Magnetic activated carbon: A promising approach for the removal of methylene blue from wastewater

Abstract

The contamination of water bodies by synthetic dyes, namely methylene blue (MB), is a significant environmental concern due to their contrary effects on aquatic ecosystems. This study proposes a novel approach by integrating magnetic properties into activated carbon to improve the removal efficiency of methylene blue and simplifies the separation process. The synthesis of magnetic activated carbon involved the impregnation of activated carbon (Rice husk as a precursor) with iron oxide nanoparticles ((Fe3O4-RAC), which imparted magnetic properties to the carbon matrix. The characterization studies were performed to perceive the morphology of the adsorbent. The adsorption tests were examined under various factors such as contact time, initial MB concentration, adsorbent dosage and pH. The data revealed that the equilibrium adsorption of methylene blue onto Fe3O4-RAC was achieved within 60 min, with a maximal adsorption strength of 32.25 mg g−1. The Langmuir model (R2 = 0.997) demonstrated the best fit, suggesting monolayer adsorption behaviour. Furthermore, the adsorption kinetics tailed pseudo-second-order (R2 = 0.995), indicating chemisorption as the rate-determining step. The results indicated a positive correlation between temperature and MB adsorption, signifying the endothermic nature.

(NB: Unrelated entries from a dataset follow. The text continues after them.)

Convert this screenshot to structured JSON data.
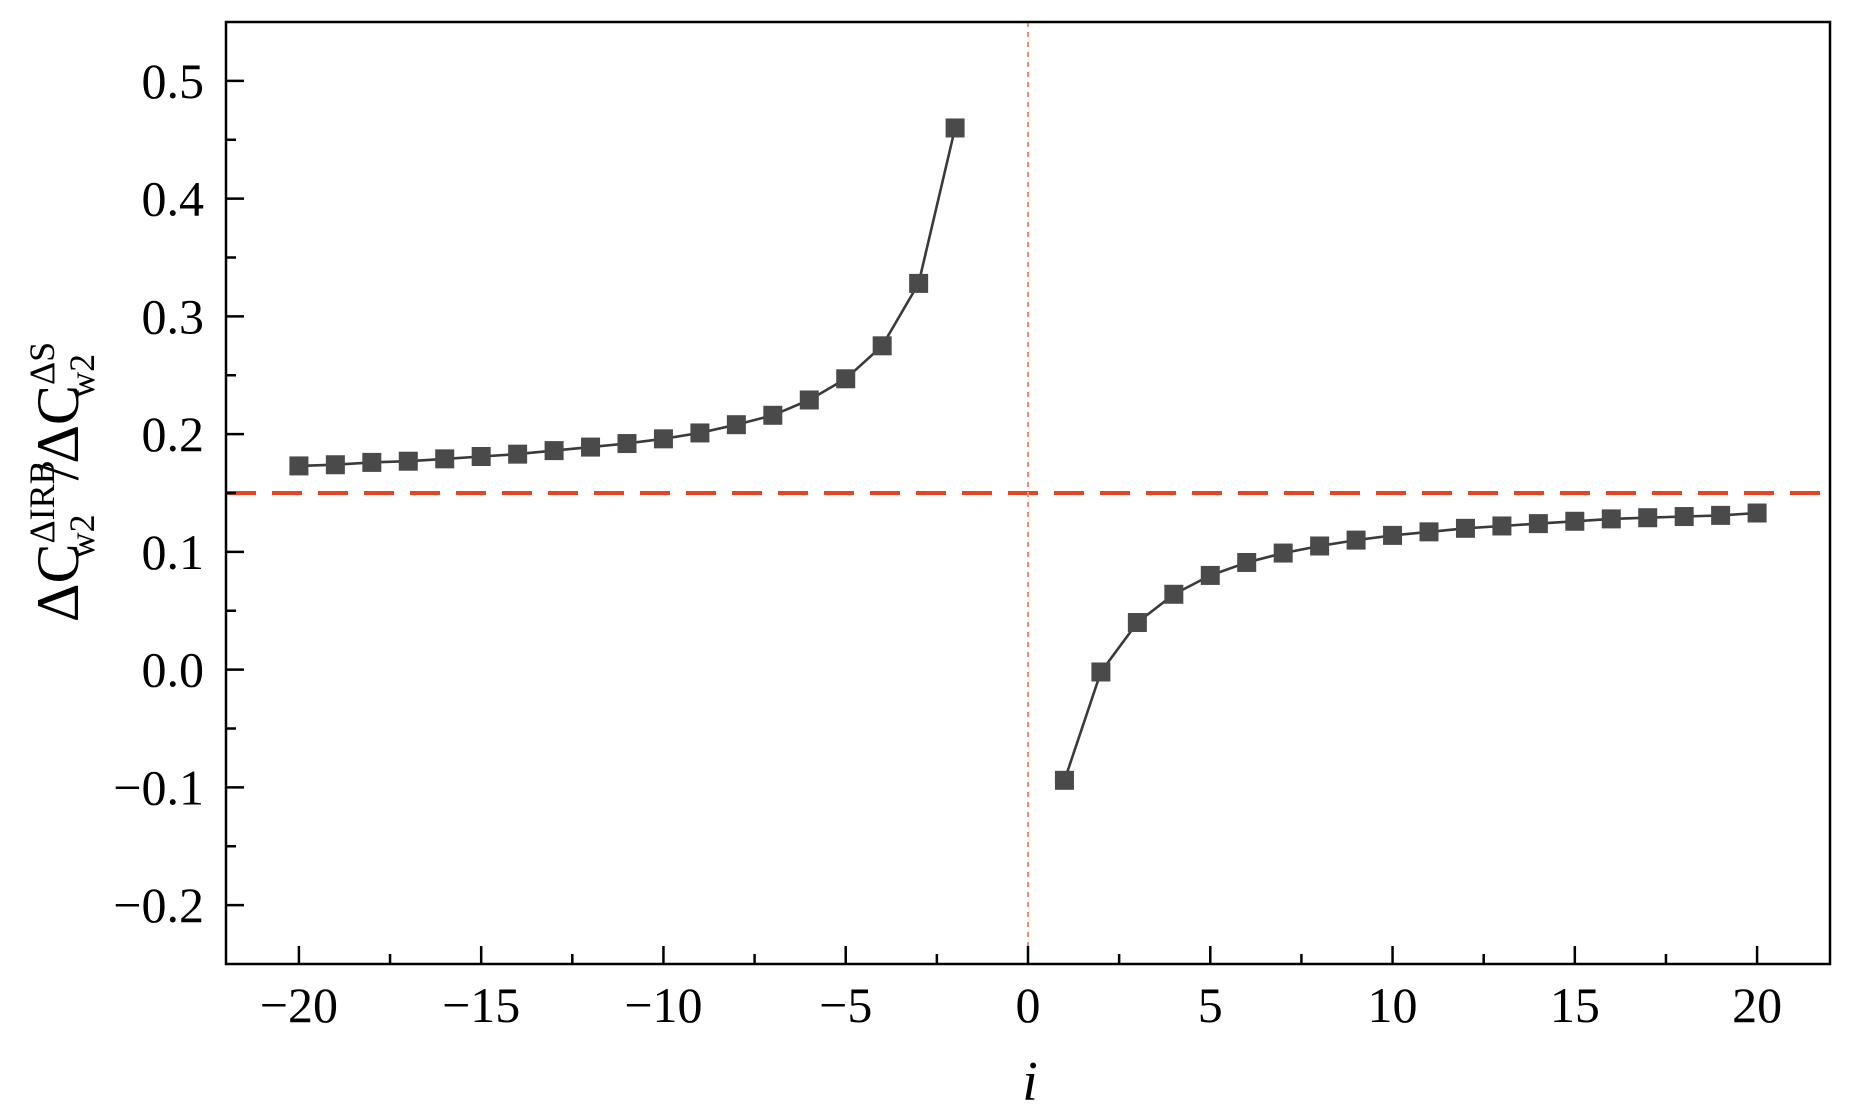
{
  "chart_data": {
    "type": "line",
    "title": "",
    "xlabel": "i",
    "ylabel": {
      "delta1": "Δ",
      "c1": "C",
      "sup1": "ΔIRB",
      "sub1": "w2",
      "slash": "/",
      "delta2": "Δ",
      "c2": "C",
      "sup2": "ΔS",
      "sub2": "w2"
    },
    "xlim": [
      -22,
      22
    ],
    "ylim": [
      -0.25,
      0.55
    ],
    "xticks": [
      -20,
      -15,
      -10,
      -5,
      0,
      5,
      10,
      15,
      20
    ],
    "xtick_labels": [
      "−20",
      "−15",
      "−10",
      "−5",
      "0",
      "5",
      "10",
      "15",
      "20"
    ],
    "yticks": [
      -0.2,
      -0.1,
      0.0,
      0.1,
      0.2,
      0.3,
      0.4,
      0.5
    ],
    "ytick_labels": [
      "−0.2",
      "−0.1",
      "0.0",
      "0.1",
      "0.2",
      "0.3",
      "0.4",
      "0.5"
    ],
    "grid": false,
    "series": [
      {
        "marker": "square",
        "color": "#4a4a4a",
        "x": [
          -20,
          -19,
          -18,
          -17,
          -16,
          -15,
          -14,
          -13,
          -12,
          -11,
          -10,
          -9,
          -8,
          -7,
          -6,
          -5,
          -4,
          -3,
          -2
        ],
        "y": [
          0.173,
          0.174,
          0.176,
          0.177,
          0.179,
          0.181,
          0.183,
          0.186,
          0.189,
          0.192,
          0.196,
          0.201,
          0.208,
          0.216,
          0.229,
          0.247,
          0.275,
          0.328,
          0.46
        ]
      },
      {
        "marker": "square",
        "color": "#4a4a4a",
        "x": [
          1,
          2,
          3,
          4,
          5,
          6,
          7,
          8,
          9,
          10,
          11,
          12,
          13,
          14,
          15,
          16,
          17,
          18,
          19,
          20
        ],
        "y": [
          -0.094,
          -0.002,
          0.04,
          0.064,
          0.08,
          0.091,
          0.099,
          0.105,
          0.11,
          0.114,
          0.117,
          0.12,
          0.122,
          0.124,
          0.126,
          0.128,
          0.129,
          0.13,
          0.131,
          0.133
        ]
      }
    ],
    "reference_lines": [
      {
        "orientation": "horizontal",
        "value": 0.15,
        "style": "dashed",
        "color": "#e8431f"
      },
      {
        "orientation": "vertical",
        "value": 0,
        "style": "dotted",
        "color": "#f08a70"
      }
    ]
  }
}
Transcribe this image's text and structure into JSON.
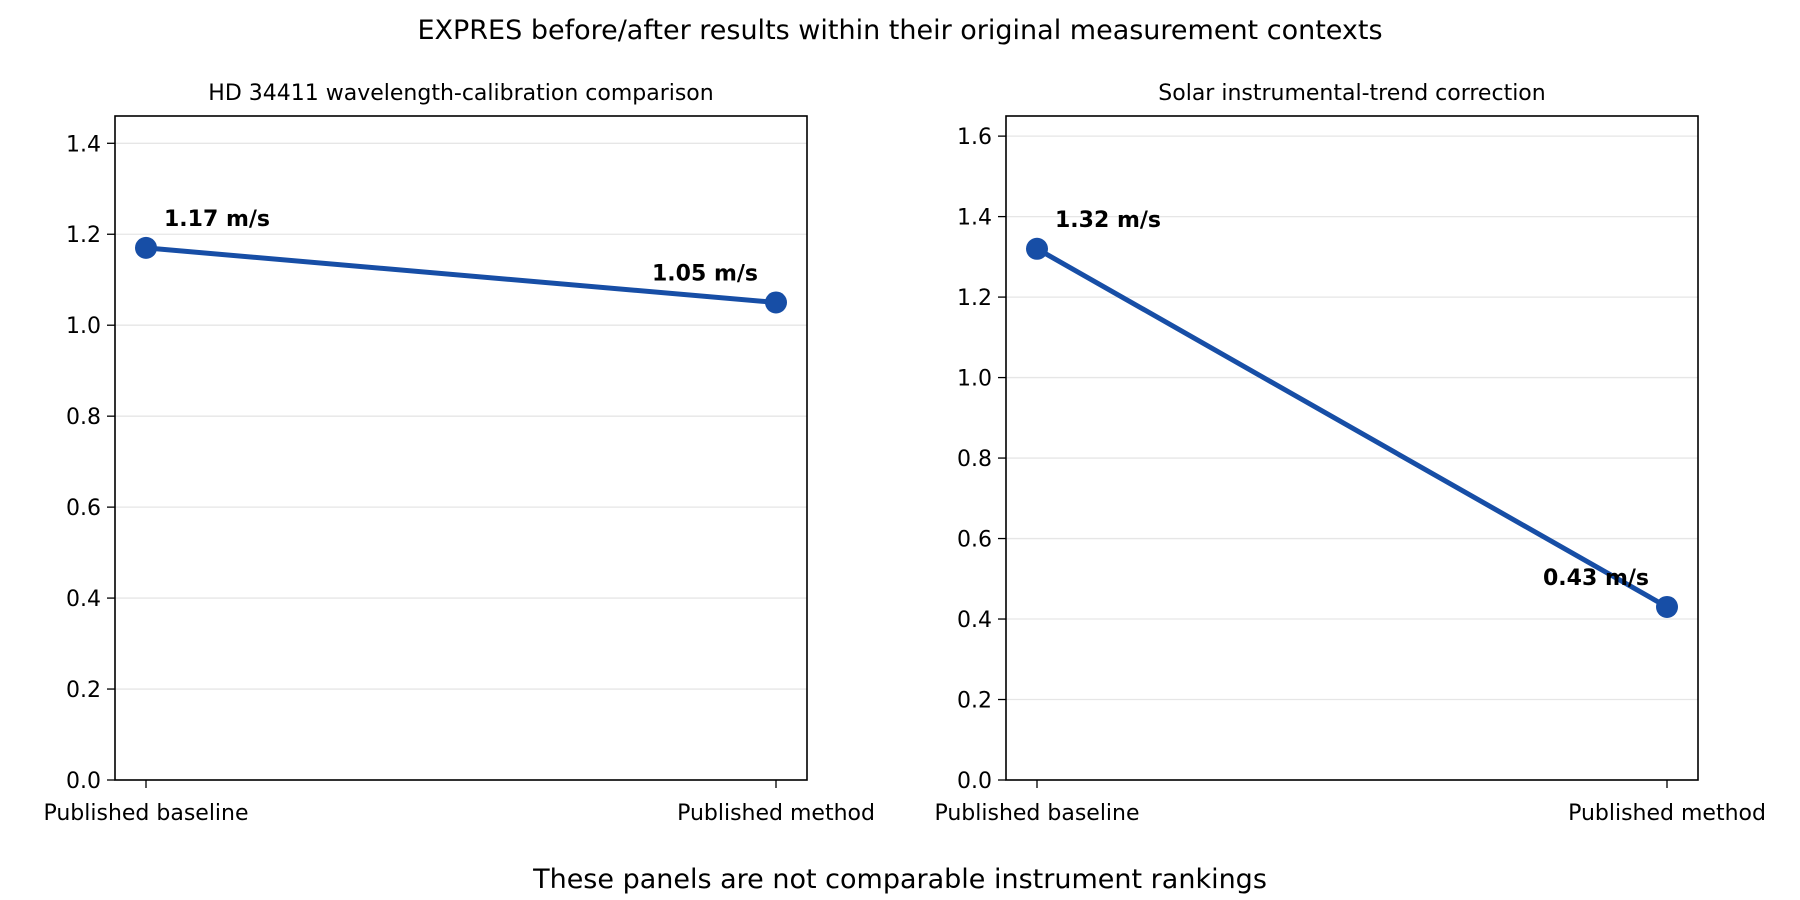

The magnetic properties of Fe3O4-RAC facilitated the separation of the adsorbent from the treated solution using an external magnetic field, eliminating the need for additional filtration or centrifugation steps. The regeneration of Fe3O4-RAC was also investigated, and it was found that the composite could be efficiently regenerated using ethanol as a desorption agent, allowing for repeated use. In conclusion, magnetic activated carbon demonstrated promising potential as an efficient and reusable adsorbent for the removal of methylene blue from wastewater.